Given that reality, those CoC activists in the province inclined to join the military volunteered for the USE’s national army. On a per capita basis, Magdeburg province provided a larger percentage of the USE army’s enlisted ranks that any other province in the nation.
The relationship between the Fourth of July Party and the Committees of Correspondence was complex, and varied some from one region to another. Taken as a whole, the relationship was quite close. Almost unanimously, CoC members voted for the FoJP candidates in any election except in those few places where they ran candidates of their own. In return, once elected to office FoJP politicians were generally supportive of those programs and initiatives desired by the CoCs of their area.
But there were always some frictions, also. As a very rough rule of thumb, CoC activists tended to view their FoJP counterparts as shaky-kneed moderates prone to excessive compromise, and FoJP members looked upon the CoCs as being often impractical and unrealistic firebrands.
Both views were stereotypes, but like many stereotypes they contained some kernels of truth.
“The thing that worries me the most,” said Rebecca, “is that the CoC success in crushing the anti-Semites after the Dreeson murder, especially combined with the events in Mecklenburg—”
The populace of that hardscrabble Baltic province had rebelled during the post-Dreeson Incident period, and driven out its aristocracy.
“—has made them over-confident of their own military strength. It is one thing to defeat the sort of disorganized or hastily organized para-military forces they encountered during Operation Kristallnacht. It is another thing entirely to confront regular military forces. Even leaving aside the Swedish army under Oxenstierna’s direct control, there are a number of significant provincial forces which we can assume will support the chancellor’s counter-revolution.”
“Can you summarize?” asked Helene Gundelfinger.
“If I may,” interjected Ed Piazza, looking at Rebecca. “I’ve just finished examining the question.”
She nodded and leaned back, trying not to smile. She was quite sure that the president and vice-president of the SoTF were operating in tandem here and that Helene’s question has been pre-arranged.
Piazza and Gundelfinger got along very well.
Chapter 5
“Here’s the way it stands, as best as I can figure.” Ed rose from his chair and went over to the wall of the room facing the windows. Where portraits would normally be placed on such a wall in most townhouses of this size, hung instead a very large map of the United States of Europe.
There was a wand hanging from a hook next to the map. Ed picked it up and began pointing with it.
“As I said earlier, we have to assume that the SoTF and the Oberpfalz will be pre-occupied with Bavaria.” He swung the tip of the wand northwest to indicate Hesse-Kassel. “And we figure that, for her own reasons, Amalie Elisabeth will keep her province neutral. That brings us to the heart of the opposition’s strength, which today is in Brandenburg.”

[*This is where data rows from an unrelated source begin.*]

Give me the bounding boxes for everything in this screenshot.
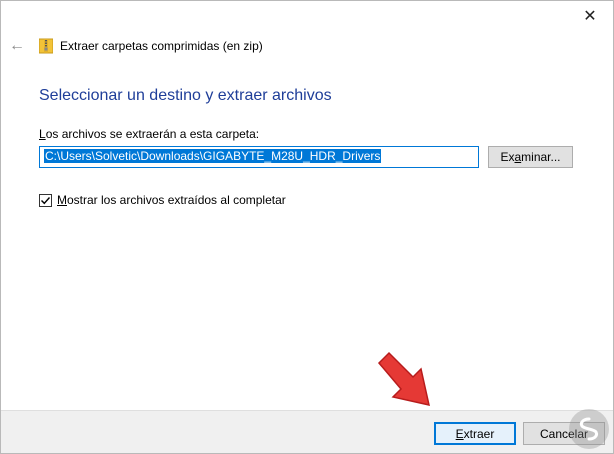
checkmark-icon xyxy=(41,196,51,204)
dialog-footer: Extraer Cancelar xyxy=(1,410,613,453)
show-files-checkbox[interactable] xyxy=(39,193,52,207)
page-heading: Seleccionar un destino y extraer archivo… xyxy=(39,87,332,104)
zip-folder-icon xyxy=(39,38,53,54)
title-bar: ← Extraer carpetas comprimidas (en zip) xyxy=(1,34,613,58)
extract-dialog: ✕ ← Extraer carpetas comprimidas (en zip… xyxy=(0,0,614,454)
close-icon: ✕ xyxy=(583,8,597,25)
destination-path-input[interactable]: C:\Users\Solvetic\Downloads\GIGABYTE_M28… xyxy=(39,146,479,168)
close-button[interactable]: ✕ xyxy=(567,1,613,31)
destination-label: Los archivos se extraerán a esta carpeta… xyxy=(39,127,260,141)
window-title: Extraer carpetas comprimidas (en zip) xyxy=(60,39,263,53)
show-files-label: Mostrar los archivos extraídos al comple… xyxy=(57,193,286,207)
destination-path-text: C:\Users\Solvetic\Downloads\GIGABYTE_M28… xyxy=(44,149,382,163)
browse-button[interactable]: Ex a minar... xyxy=(488,146,573,168)
red-pointer-arrow-icon xyxy=(377,351,430,406)
back-arrow-icon[interactable]: ← xyxy=(7,36,27,56)
show-files-option[interactable]: Mostrar los archivos extraídos al comple… xyxy=(39,193,286,207)
watermark-logo-icon xyxy=(569,409,609,449)
extract-button[interactable]: Extraer xyxy=(434,422,516,445)
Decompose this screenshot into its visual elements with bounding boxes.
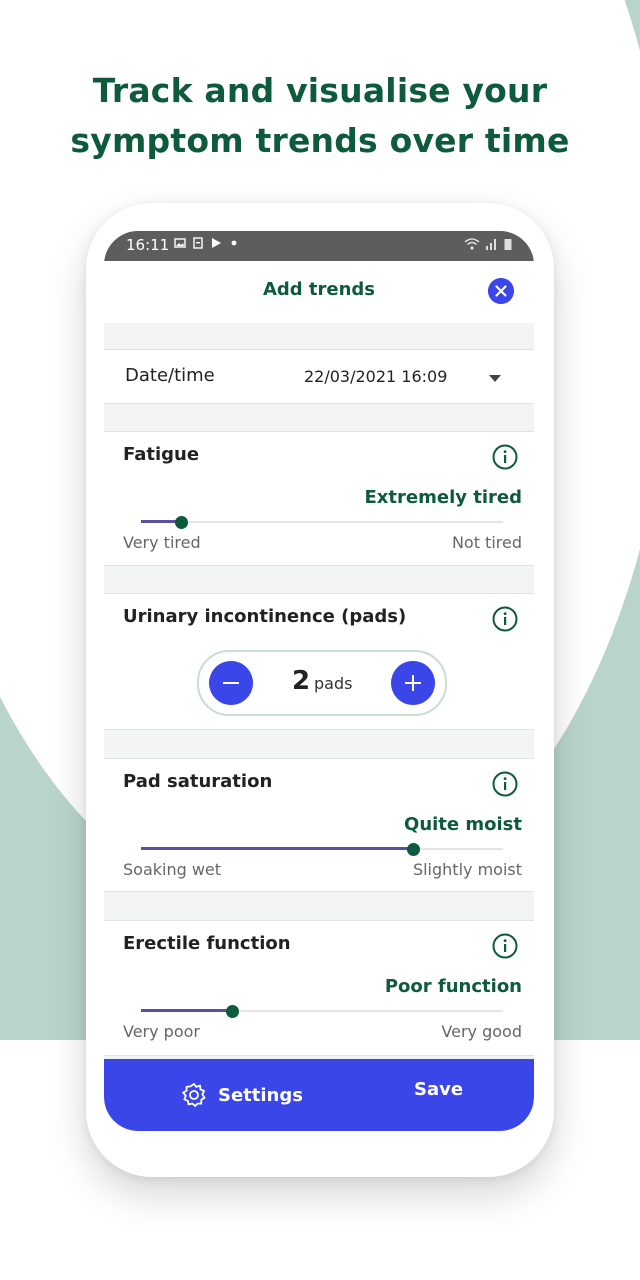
incontinence-title: Urinary incontinence (pads) — [123, 606, 407, 627]
saturation-max-label: Slightly moist — [412, 860, 522, 879]
page-title: Add trends — [262, 279, 376, 300]
info-icon[interactable] — [492, 933, 518, 959]
save-button[interactable]: Save — [414, 1079, 463, 1100]
decrement-button[interactable] — [209, 661, 253, 705]
date-time-label: Date/time — [125, 365, 215, 386]
pad-saturation-card: Pad saturation Quite moist Soaking wet S… — [104, 758, 534, 892]
info-icon[interactable] — [492, 606, 518, 632]
fatigue-slider[interactable] — [141, 516, 503, 529]
saturation-slider[interactable] — [141, 843, 503, 856]
date-time-row[interactable]: Date/time 22/03/2021 16:09 — [104, 349, 534, 404]
settings-label: Settings — [218, 1084, 303, 1106]
phone-screen: 16:11 Add trends Date/time 22/03/2021 16… — [104, 231, 534, 1131]
slider-thumb[interactable] — [174, 516, 188, 529]
saturation-title: Pad saturation — [123, 771, 273, 792]
erectile-title: Erectile function — [123, 933, 291, 954]
slider-fill — [141, 847, 413, 850]
headline: Track and visualise your symptom trends … — [0, 66, 640, 166]
fatigue-min-label: Very tired — [123, 533, 201, 552]
settings-button[interactable]: Settings — [180, 1077, 303, 1113]
bottom-action-bar: Settings Save — [104, 1059, 534, 1131]
fatigue-card: Fatigue Extremely tired Very tired Not t… — [104, 431, 534, 566]
increment-button[interactable] — [391, 661, 435, 705]
screen-header: Add trends — [104, 261, 534, 323]
battery-icon — [504, 239, 512, 250]
dot-icon — [231, 240, 237, 246]
info-icon[interactable] — [492, 444, 518, 470]
slider-track — [141, 521, 503, 523]
close-icon[interactable] — [488, 278, 514, 304]
pads-count: 2 — [292, 666, 311, 696]
saturation-value-label: Quite moist — [404, 814, 522, 835]
pads-stepper: 2 pads — [197, 650, 447, 716]
erectile-slider[interactable] — [141, 1005, 503, 1018]
erectile-min-label: Very poor — [123, 1022, 200, 1041]
caret-down-icon[interactable] — [489, 375, 501, 382]
slider-fill — [141, 1009, 232, 1012]
erectile-value-label: Poor function — [384, 976, 522, 997]
saturation-min-label: Soaking wet — [123, 860, 222, 879]
erectile-max-label: Very good — [441, 1022, 522, 1041]
gear-icon — [181, 1082, 206, 1108]
fatigue-title: Fatigue — [123, 444, 200, 465]
status-bar: 16:11 — [104, 231, 534, 261]
erectile-function-card: Erectile function Poor function Very poo… — [104, 920, 534, 1056]
wifi-icon — [464, 238, 480, 250]
incontinence-card: Urinary incontinence (pads) 2 pads — [104, 593, 534, 730]
gallery-icon — [174, 238, 186, 248]
document-icon — [193, 237, 203, 249]
play-icon — [212, 238, 221, 248]
fatigue-value-label: Extremely tired — [364, 487, 522, 508]
info-icon[interactable] — [492, 771, 518, 797]
headline-line2: symptom trends over time — [70, 121, 570, 160]
slider-thumb[interactable] — [406, 843, 420, 856]
slider-thumb[interactable] — [225, 1005, 239, 1018]
headline-line1: and visualise your — [192, 71, 548, 110]
pads-unit: pads — [314, 674, 353, 693]
date-time-value[interactable]: 22/03/2021 16:09 — [304, 367, 447, 386]
fatigue-max-label: Not tired — [451, 533, 522, 552]
headline-strong: Track — [92, 71, 193, 110]
status-time: 16:11 — [126, 236, 170, 254]
signal-icon — [486, 239, 496, 250]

The wand now pointed to the northeastern province’s capital, Berlin. “Oxenstierna has somewhere in the vicinity of twenty thousand Swedish troops here, just about as many men as Torstensson has in his two USE divisions facing Koniecpolski at Poznan. Those are professional soldiers, skilled and experienced, and will do whatever Chancellor Oxenstierna tells them to do.”
He swept the wand back and forth across the entire country. “Some provinces with strong and moderate rulers like Hesse-Kassel and Brunswick will try to keep their reactionaries under control. Westphalia too, for somewhat different reasons. But even they won’t succeed entirely. In provinces under direct Swedish control like Pomerania, the Main and the Upper Rhine, they won’t try at all. In fact, you can be sure and certain that Oxenstierna will be doing all he can to whip them up, especially the Mecklenburg noblemen in exile.”
“You’re still talking in terms of paramilitary units, though, aren’t you?” asked Anselm Keller. “Not much different, really, from the sort of forces the CoCs can put in the field.”
“Yes…and no. I agree with Becky that the CoCs are overconfident because of their success with Kristallnacht. But there they were fighting only the most extreme anti-Semitic reactionaries. They made it a point not to attack—and the favor was returned in kind—what you might call the more standard sort of reactionaries. Local noblemen, town patricians, guild masters, the like. That meant that they didn’t often come up against regular militias with experienced and seasoned leadership. When they do—which they most certainly will in the event of a full civil war—they’re going to discover things are a lot tougher for them.”